Ignoro cómo habría terminado aquello; pero el general salió en ese momento en compañía de dos señoras, subió a su coche y se marchó cuando empezaban a llegar uno tras otro los caballeros invitados por mi tío a cenar en el parque.


III


El restaurante, puesto con elegancia, estaba recogido y libre de visitantes. Sólo en una sala estaba sentado un gigante que se adelantó hacia mi tío en silencio y, sin decirle tampoco una palabra, tomó el bastón de sus manos y fue a dejarlo en alguna parte.


Inmediatamente después de entregarle el bastón al gigante sin la menor protesta, mi tío puso también en sus manos la billetera y el portamonedas.


Aquel corpulento hombretón, de pelo entrecano, era el mismo Riabika a quien, sin que yo comprendiera con qué finalidad, debía mandar recado el dueño del restaurante. Se le designaba como «maestro para niños», pero también allí se encontraba, evidentemente, para el desempeño de algún menester particular. Resultaba allí tan imprescindible como los gitanos, la orquesta y todo el servicio que, instantáneamente, se presentó al completo. Sólo que yo no comprendía cuál podría ser el papel del maestro: todavía era pronto, debido a mi inexperiencia.

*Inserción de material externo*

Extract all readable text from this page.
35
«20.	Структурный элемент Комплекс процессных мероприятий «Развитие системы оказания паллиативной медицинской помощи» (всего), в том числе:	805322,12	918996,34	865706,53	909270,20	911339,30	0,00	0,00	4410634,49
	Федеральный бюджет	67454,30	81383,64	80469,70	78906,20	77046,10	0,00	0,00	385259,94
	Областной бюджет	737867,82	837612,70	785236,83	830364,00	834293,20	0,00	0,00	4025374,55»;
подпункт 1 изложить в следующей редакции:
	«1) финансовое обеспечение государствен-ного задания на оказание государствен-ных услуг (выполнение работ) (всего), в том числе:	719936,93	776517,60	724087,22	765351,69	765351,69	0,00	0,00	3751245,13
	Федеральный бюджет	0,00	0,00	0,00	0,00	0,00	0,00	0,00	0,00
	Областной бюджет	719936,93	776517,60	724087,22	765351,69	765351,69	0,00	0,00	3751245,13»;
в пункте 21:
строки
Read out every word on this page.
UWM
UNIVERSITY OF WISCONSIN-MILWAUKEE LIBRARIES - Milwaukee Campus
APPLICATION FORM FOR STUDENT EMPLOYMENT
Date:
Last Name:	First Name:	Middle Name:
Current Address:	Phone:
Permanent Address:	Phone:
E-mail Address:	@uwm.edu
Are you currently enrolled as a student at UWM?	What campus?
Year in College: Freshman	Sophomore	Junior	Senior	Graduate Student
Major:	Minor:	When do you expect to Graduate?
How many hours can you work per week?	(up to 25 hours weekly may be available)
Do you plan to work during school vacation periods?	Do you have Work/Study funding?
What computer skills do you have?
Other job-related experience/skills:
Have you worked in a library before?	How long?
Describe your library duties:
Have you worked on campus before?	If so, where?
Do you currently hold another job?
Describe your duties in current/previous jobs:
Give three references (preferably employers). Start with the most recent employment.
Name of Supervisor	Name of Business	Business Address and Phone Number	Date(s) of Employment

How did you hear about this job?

El restaurante, brillantemente iluminado, entraba en funcionamiento: sonaba la música, los gitanos iban sentándose después de tomar algún fiambre mientras mi tío inspeccionaba el local, el jardín, la gruta y las galerías. Miraba en todas partes, cerciorándose de que no había «ningún indeseable», acompañado paso a paso por el maestro. Pero cuando volvieron al salón principal, donde se habían congregado todos los comensales, pudo advertirse una gran diferencia entre ellos: el maestro estaba fresco, tal y como había salido, y mi tío totalmente ebrio.


¿Cómo había podido ocurrir en tan poco tiempo? Lo ignoro, pero el caso es que estaba de excelente humor. Ocupó la presidencia de la mesa, y allá empezó la francachela.


Las puertas fueron cerradas, de modo que nada de fuera pudiese llegar hasta nosotros, ni nada nuestro salir al exterior. Nos aislaba un abismo, un abismo de todo: de bebidas, de manjares... Pero, sobre todo, un abismo de desenfreno -no quiero decir indecente, pero sí salvaje, frenético- tal que no podría describirlo. Ni tampoco hay que pedírmelo porque, al verme encerrado allí y aislado del mundo, me quedé sobrecogido y me apresuré a emborracharme. De manera que no voy a pintar cómo transcurrió aquella noche porque mi pluma no es capaz de describir todo eso. Sólo recuerdo dos episodios épicos y el final; pero precisamente ellos encerraban lo más terrible.


IV


Un criado anunció la presencia de cierto Iván Stepánovich, que resultó ser un fabricante y comerciante moscovita de mucho fuste.


Se produjo una pausa.


-He dicho que no entre nadie -contestó mi tío.


-Insiste mucho.


-¿Y dónde estaba antes? Que se marche por donde ha venido.